Success! The fogger works as good as new. I got a few more pix of the innards that I'll post as soon as I get the time. The most difficult part was getting the insulation re-wrapped around the heater block. The original teflon tape is really delicate stuff and I had to use some 1/2" thread tape to finish the wrapping. There are not a lot of parts and connections in this machine; it's very much a brute force design.
The gunk was pretty much dissolved in the alcohol when I blew it out of the block, so I don't know just how much of the stuff was in there. I assume it was crusty old fog juice. I don't know what's the best way to store these things - I always left the juice in this machine and it worked fine for 8 years. Maybe a better method would be to pull them out 2-3 times a year and run a few cycles? There are a lot of opinions on this topic; there doesn't seem to be a one-size-fits-all solution.


----------



## heresjohnny (Feb 15, 2006)

Sweet! Wish I had known this a few years ago for my 700W machine.


----------



## Otaku (Dec 3, 2004)

I think the reason this worked is that I was able to blow alcohol through the block. You can't do that when the fogger is hot, obviously. Using vinegar (acetic acid) is good for dissolving hard water deposits, but I checked on glycerin and glycol compounds and they're mainly miscible in water and ethanol. That's likely why the 70% IPA worked so well.

OK, for those who don't want to tear apart their foggers, this cleaning may be able to be done with the block in place. Just remove the inlet pipe from the pump and the block. Use a syringe and some plastic tubing (1/8" ID) and inject alcohol into the block inlet port. Stand the fogger on end with the block outlet pointing down. Let it sit for several minutes, then try to blow out the alcohol. Keep doing this until the clog dissolves, then repeat the process a few more times. Keep adding alcohol to the inlet as it drains out through the outlet port. Be generous with the compressed air.

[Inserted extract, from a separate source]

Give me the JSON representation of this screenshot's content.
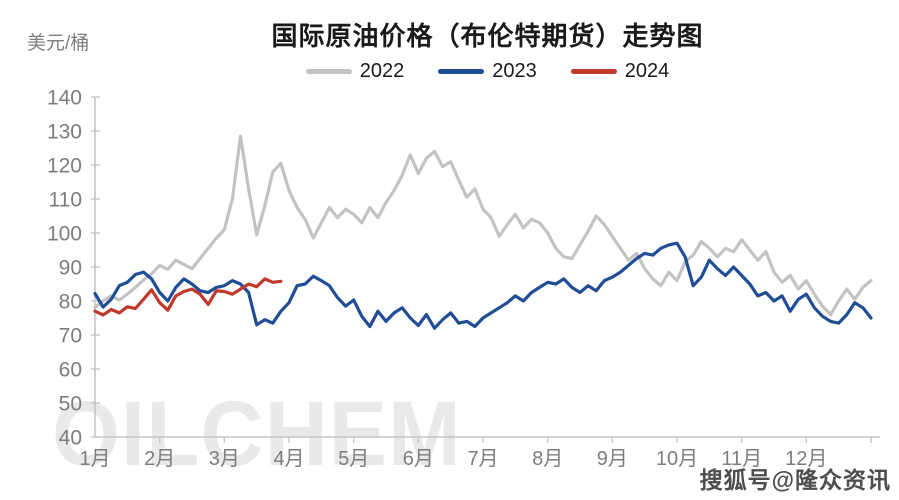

Warning: Be sure to blow the block completely dry before re-assembling. You don't want anything flammable in the block when it heats up. I take no responsibility for foggers exploding due to alcohol left in the heat exchangers.


----------



## Otaku (Dec 3, 2004)

I posted a few more pics here:

http://www.hauntforum.com/album.php?albumid=731

As mentioned, the re-wrappng of the block was a pain and as you can see I didn't do nearly as good a job as the manufacturer. I think they must have a tape dispensing system that keeps the teflon tape nice and straight. But since the idea is to keep the heat in the block and not let it melt the fogger case, this seems to work. If anyone has questions about this repair, just let me know.


----------



## Frighteners Entertainment (Jan 24, 2006)

Awesome job Gary!!
Thanks for posting!!


----------